Secondly, I find it ironic that the tree from which Satan encouraged us to “eat” was the tree of the knowledge of good and evil, and ever since we “ate” from it, it’s like we’ve been trying to put Pandora BACK in the box. In the academic West, we’ve been trying to act like good and evil DON’T exist. Like “evil” and “sin” are just natural philosophical “products” of an evolved, tribalistic society that has tried to organise itself into some sort of civilised, self-governing structure. Our denial of the truth (that good and evil are objectively real, and one need only look at the image of a child dying of war-induced starvation to acknowledge this truth deep in their gut) is proof that we couldn’t handle the truth in the first place.
Thirdly, God has never denied us what we need. On the contrary, He has offered us abundantly more than what we need: eternal life. This lie that “eating” (i.e. acknowledging the needs of our body) was the first sin? It’s nonsense. Know why? Because God was so concerned about nourishing us with what we needed that He came down and literally offered us Himself.
“This is my body, broken for you. [Eat] this in remembrance of me.”
Luke 22:19
IF the very first sin was a woman who ate, then the remedy to that same sin was a God who gave His own body up to be eaten as the bread of eternal life.
I can no longer stand by and pretend like the intellectualised, academic victim narrative spawned from anger makes more sense than the humble mercy narrative spawned from love.
You want liberation? It’s yours. It hung from a cross and said “Father, forgive them, for they know not what they do” as we divided up his clothes and cast lots.3
That is the only ideology I can get behind. Because after doing a Master’s degree where I studied all of my other options, I’ve discovered that actually, there is rest for the wicked. It’s the kind of rest that takes the form of an easy yoke.4 A light burden. A body broken and offered to me by a craftsman from Nazareth.
Say no to Heaven’s gates if you wish. But I choose rest for my wicked soul.
All my love,
I could give you countless Bible passages to show you how much He does. Rahab. The Samaritan woman at the well. Deborah. Mary Magdalene.

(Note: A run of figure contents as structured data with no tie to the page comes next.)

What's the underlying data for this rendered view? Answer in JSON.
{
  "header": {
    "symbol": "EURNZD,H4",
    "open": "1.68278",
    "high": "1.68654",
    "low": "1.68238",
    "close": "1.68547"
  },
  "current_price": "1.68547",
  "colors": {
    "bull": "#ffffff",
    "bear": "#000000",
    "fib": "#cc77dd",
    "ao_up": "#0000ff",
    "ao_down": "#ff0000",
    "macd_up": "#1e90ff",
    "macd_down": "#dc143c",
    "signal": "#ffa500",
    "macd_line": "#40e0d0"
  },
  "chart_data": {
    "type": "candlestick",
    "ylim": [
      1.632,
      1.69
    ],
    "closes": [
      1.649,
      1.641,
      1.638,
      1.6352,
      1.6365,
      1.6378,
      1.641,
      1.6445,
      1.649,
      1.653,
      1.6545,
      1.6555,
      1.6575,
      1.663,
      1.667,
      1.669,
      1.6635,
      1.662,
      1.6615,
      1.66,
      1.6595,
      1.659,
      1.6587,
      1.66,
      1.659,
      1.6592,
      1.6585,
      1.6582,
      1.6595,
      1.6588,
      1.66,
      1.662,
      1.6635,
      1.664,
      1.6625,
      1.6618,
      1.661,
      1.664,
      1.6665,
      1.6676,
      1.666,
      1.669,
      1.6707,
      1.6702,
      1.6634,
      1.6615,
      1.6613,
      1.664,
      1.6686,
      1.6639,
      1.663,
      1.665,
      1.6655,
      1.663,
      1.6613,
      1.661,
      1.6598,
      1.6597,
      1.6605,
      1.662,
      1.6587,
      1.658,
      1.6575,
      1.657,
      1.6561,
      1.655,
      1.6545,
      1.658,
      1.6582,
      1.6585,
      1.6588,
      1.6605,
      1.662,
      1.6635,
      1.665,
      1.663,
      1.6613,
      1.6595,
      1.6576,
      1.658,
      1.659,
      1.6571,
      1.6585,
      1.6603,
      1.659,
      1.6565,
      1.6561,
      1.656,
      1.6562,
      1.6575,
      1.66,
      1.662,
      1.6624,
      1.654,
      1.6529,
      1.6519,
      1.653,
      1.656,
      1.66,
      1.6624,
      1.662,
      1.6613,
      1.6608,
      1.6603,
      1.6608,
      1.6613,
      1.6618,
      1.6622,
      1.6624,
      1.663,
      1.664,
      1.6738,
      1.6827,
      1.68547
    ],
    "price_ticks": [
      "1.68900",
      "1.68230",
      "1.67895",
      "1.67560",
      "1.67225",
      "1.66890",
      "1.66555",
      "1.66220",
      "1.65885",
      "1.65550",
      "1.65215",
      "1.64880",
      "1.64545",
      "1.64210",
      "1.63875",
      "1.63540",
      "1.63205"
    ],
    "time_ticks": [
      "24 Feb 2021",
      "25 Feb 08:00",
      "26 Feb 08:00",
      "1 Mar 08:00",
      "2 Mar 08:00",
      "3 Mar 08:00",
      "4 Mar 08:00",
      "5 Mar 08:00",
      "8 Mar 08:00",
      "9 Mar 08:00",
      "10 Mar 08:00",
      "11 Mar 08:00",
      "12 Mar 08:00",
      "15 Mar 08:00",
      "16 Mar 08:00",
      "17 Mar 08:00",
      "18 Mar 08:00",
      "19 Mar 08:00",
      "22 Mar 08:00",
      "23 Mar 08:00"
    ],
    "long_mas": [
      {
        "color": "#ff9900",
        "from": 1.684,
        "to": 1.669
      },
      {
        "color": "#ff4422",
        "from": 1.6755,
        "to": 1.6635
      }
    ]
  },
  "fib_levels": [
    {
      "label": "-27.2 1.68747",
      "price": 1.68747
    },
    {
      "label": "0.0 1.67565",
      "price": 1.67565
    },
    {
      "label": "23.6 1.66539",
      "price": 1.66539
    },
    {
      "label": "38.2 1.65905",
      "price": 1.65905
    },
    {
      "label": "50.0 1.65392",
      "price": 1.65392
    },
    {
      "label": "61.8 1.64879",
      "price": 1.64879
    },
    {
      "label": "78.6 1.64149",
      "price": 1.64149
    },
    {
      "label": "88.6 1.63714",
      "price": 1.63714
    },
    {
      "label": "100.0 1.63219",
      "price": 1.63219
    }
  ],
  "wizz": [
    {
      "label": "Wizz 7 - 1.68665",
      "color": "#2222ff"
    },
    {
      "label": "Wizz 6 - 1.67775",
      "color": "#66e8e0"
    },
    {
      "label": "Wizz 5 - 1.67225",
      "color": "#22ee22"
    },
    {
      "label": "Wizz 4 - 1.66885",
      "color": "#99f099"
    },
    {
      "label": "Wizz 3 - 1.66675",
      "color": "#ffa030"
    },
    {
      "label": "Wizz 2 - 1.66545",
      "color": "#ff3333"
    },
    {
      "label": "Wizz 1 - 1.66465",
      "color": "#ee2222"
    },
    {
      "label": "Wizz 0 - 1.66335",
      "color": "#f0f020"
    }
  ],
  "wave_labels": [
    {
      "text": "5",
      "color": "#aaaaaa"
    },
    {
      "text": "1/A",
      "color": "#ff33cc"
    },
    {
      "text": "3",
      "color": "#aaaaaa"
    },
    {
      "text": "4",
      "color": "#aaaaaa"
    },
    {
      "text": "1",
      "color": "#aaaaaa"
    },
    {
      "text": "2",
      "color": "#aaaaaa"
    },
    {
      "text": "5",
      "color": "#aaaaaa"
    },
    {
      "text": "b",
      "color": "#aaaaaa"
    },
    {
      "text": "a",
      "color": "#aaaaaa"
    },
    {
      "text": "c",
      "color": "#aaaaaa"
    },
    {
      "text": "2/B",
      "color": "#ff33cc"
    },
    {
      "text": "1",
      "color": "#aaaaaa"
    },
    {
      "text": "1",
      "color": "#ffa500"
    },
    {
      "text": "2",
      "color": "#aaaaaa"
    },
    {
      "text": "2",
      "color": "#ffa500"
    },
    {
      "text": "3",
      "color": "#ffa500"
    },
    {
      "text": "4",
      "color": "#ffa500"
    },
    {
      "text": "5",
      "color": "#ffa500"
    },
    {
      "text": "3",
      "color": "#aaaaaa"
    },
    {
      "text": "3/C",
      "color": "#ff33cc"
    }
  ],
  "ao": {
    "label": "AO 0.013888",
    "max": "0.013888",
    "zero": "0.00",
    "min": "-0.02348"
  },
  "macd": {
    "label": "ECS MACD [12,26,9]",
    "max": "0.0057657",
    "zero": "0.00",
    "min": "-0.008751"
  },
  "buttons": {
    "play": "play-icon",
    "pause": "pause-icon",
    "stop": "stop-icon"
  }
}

Again, let me clarify that the ideology pits us against God as the one who denies our needs – I’m not denying that abusive church leaders truly have encouraged congregants to dismiss the needs of their own bodies
Luke 23:34
“Come to me, all you who are weary and burdened, and I will give you rest. Take my yoke upon you and learn from me, for I am gentle and humble in heart, and you will find rest for your souls. For my yoke is easy and my burden is light.” Matthew 11:28-30
Christina, what a great article. Thank you. I appreciate the way you presented the material and the below quote really resonates with me. As a dad of three girls, I try to teach them the truth of Scripture, not a tired played out assumption.
“The first sin was doubting God’s love for us – choosing to trust our own desires and wisdom over the wisdom of the One who created us.”
This is so incredibly good, Christina. I always marvel at how you’re able to write about these controversial topics with that oh so delicate balance of grace and truth. The Spirit is moving in big ways through your bold words!